Food and Housing Injustice

Rediscovering Our Rebel Hearts: Against the Neoliberalization of Social Justice, Towards Radical Relationships

Over the past decade, the term ”social justice” has become a part of everyday, mainstream language, frequently used by both individuals and large institutions to describe a popular image of ”wokeness.”  Everyone wants to be ”on the right side of history,” from the international banks that fund Gay Pride to the tech start-ups that incorporate feminist language into their company policies.  Meanwhile, everyone on the liberal and leftist side of the internet is caught up in the social media performance of social justice – ”liking” the right things, calling out the wrong things, and getting into debates about oppression and privilege.  But in the midst of all this social justice talk, injustice seems to grow every day while our power to stop it seems to shrink.  Communities of activists turn on each other and splinter off conflict and capitalism tear us apart.  Who is stealing social justice?  How do we rediscover our radical power, our rebel hearts, our ability to create relationships that endure and undo oppression?
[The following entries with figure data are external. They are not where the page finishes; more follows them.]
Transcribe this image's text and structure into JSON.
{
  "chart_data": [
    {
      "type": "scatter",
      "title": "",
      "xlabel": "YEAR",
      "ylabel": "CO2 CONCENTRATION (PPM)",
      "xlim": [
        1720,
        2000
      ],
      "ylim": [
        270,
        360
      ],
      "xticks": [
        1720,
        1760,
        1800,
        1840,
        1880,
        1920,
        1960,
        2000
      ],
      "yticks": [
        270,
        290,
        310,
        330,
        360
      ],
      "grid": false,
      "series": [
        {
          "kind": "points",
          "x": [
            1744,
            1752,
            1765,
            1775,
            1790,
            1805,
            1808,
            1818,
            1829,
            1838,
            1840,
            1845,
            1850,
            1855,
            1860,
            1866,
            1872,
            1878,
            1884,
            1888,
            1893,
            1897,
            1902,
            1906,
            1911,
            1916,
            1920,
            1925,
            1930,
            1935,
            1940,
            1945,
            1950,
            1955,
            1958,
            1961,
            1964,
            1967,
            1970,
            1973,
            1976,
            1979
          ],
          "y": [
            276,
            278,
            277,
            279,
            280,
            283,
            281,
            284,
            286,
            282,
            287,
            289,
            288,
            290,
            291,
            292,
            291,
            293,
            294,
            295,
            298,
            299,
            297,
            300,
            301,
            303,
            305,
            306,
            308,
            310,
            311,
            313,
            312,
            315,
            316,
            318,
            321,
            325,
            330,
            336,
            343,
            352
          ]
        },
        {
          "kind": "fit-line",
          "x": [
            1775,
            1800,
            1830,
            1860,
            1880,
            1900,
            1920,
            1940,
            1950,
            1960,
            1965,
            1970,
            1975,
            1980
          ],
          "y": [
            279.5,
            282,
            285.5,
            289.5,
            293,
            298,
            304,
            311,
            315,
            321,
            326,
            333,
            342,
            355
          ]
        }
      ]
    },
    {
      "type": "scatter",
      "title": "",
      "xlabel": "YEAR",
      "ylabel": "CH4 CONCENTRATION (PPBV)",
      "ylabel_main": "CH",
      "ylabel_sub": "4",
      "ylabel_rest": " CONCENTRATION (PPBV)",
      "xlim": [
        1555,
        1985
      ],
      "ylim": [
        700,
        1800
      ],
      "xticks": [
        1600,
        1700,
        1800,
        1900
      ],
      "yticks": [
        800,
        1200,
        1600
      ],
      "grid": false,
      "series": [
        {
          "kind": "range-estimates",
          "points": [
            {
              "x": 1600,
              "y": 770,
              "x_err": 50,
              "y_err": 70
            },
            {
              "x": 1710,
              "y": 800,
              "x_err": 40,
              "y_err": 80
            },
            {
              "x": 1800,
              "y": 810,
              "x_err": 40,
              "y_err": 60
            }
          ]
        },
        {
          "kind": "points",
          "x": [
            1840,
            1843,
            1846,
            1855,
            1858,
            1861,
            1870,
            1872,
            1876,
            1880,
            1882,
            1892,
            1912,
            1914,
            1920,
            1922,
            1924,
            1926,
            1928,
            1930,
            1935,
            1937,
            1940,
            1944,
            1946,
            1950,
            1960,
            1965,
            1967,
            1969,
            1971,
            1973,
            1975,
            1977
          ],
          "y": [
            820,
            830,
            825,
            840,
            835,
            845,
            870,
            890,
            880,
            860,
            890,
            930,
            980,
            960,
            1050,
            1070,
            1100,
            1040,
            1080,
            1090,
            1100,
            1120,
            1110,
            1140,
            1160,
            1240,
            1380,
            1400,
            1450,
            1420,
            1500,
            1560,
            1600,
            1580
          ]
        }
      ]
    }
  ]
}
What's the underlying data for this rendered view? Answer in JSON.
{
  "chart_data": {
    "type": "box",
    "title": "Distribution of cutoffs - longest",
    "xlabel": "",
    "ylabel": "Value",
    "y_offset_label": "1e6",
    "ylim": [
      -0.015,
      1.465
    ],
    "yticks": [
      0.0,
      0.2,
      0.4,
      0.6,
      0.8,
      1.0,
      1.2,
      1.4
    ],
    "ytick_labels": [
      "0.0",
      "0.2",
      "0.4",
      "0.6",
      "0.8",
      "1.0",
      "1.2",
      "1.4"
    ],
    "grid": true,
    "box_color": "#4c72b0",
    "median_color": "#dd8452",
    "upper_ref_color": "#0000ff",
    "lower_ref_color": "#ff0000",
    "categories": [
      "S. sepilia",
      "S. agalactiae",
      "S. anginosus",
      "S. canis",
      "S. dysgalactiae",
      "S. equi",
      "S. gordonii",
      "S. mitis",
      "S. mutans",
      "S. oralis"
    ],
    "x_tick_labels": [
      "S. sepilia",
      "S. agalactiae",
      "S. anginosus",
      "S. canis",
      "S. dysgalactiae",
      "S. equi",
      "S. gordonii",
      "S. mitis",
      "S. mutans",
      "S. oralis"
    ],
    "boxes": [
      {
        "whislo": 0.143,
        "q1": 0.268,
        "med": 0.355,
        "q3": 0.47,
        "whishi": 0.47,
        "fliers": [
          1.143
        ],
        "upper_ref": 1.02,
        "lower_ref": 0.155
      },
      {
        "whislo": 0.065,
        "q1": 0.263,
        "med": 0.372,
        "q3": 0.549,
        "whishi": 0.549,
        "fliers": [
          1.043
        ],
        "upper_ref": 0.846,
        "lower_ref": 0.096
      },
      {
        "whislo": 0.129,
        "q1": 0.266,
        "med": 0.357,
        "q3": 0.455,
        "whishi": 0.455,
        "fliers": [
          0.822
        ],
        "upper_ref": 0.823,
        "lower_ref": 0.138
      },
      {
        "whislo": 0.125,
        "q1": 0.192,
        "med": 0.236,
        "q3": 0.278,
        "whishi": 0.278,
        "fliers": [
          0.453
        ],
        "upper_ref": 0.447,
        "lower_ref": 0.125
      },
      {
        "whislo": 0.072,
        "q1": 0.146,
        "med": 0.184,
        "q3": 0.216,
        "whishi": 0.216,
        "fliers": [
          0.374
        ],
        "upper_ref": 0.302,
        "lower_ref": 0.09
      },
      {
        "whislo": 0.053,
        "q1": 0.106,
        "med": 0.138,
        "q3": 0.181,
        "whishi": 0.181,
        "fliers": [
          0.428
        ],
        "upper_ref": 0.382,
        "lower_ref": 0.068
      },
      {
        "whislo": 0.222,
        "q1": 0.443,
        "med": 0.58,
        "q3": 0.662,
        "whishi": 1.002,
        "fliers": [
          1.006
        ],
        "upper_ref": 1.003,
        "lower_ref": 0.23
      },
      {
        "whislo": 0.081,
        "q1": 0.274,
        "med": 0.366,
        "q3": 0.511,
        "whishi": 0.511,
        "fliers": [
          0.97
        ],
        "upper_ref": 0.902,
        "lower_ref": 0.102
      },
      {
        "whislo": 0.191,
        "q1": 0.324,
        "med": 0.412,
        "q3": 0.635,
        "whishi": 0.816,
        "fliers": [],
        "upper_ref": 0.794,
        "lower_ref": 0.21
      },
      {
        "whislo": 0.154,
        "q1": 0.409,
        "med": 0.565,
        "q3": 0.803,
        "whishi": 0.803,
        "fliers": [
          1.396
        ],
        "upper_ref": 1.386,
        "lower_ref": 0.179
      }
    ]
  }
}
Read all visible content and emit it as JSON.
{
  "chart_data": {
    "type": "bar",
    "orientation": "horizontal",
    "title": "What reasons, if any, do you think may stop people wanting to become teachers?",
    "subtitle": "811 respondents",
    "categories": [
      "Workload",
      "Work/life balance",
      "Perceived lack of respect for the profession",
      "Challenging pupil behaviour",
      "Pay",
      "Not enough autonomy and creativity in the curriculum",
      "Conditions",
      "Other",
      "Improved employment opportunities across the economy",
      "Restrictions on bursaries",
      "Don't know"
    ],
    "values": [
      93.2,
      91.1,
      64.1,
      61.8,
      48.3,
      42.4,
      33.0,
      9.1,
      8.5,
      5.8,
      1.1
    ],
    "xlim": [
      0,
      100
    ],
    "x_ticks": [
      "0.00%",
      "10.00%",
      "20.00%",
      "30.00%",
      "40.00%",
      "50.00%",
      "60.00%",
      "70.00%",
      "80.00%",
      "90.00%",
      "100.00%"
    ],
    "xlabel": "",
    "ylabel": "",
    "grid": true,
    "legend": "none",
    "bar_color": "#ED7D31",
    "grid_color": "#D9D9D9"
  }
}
Kai Cheng Thom is a writer, performer, social worker, wicked witch and lasagna lover who divides her heart between Toronto and Montreal, unceded Indigenous territories.  She has written extensively on race, gender, mental health, and social justice for publications including Everyday Feminism, Buzzfeed, and Asian American Literary Review.  She is the recipient of the Dayne Ogilvie Prize for Emerging LGBT Writers for her debut novel, Fierce Femmes and Notorious LIars: A Dangerous Trans Girl’s Confabulous Memoir, and her debut poetry collection, a place called No Homeland.  Kai Cheng is also the co-founder of the community mental health project, Monster Academy : Mental Health Skills for Montreal Youth. She has spent much of the past decade as a mental health support worker and therapist in community.  As many of her projects have a failed as succeeded, and like most everyone else, she is a deeply flawed human being who hopes to do better with the rest of her time in the world.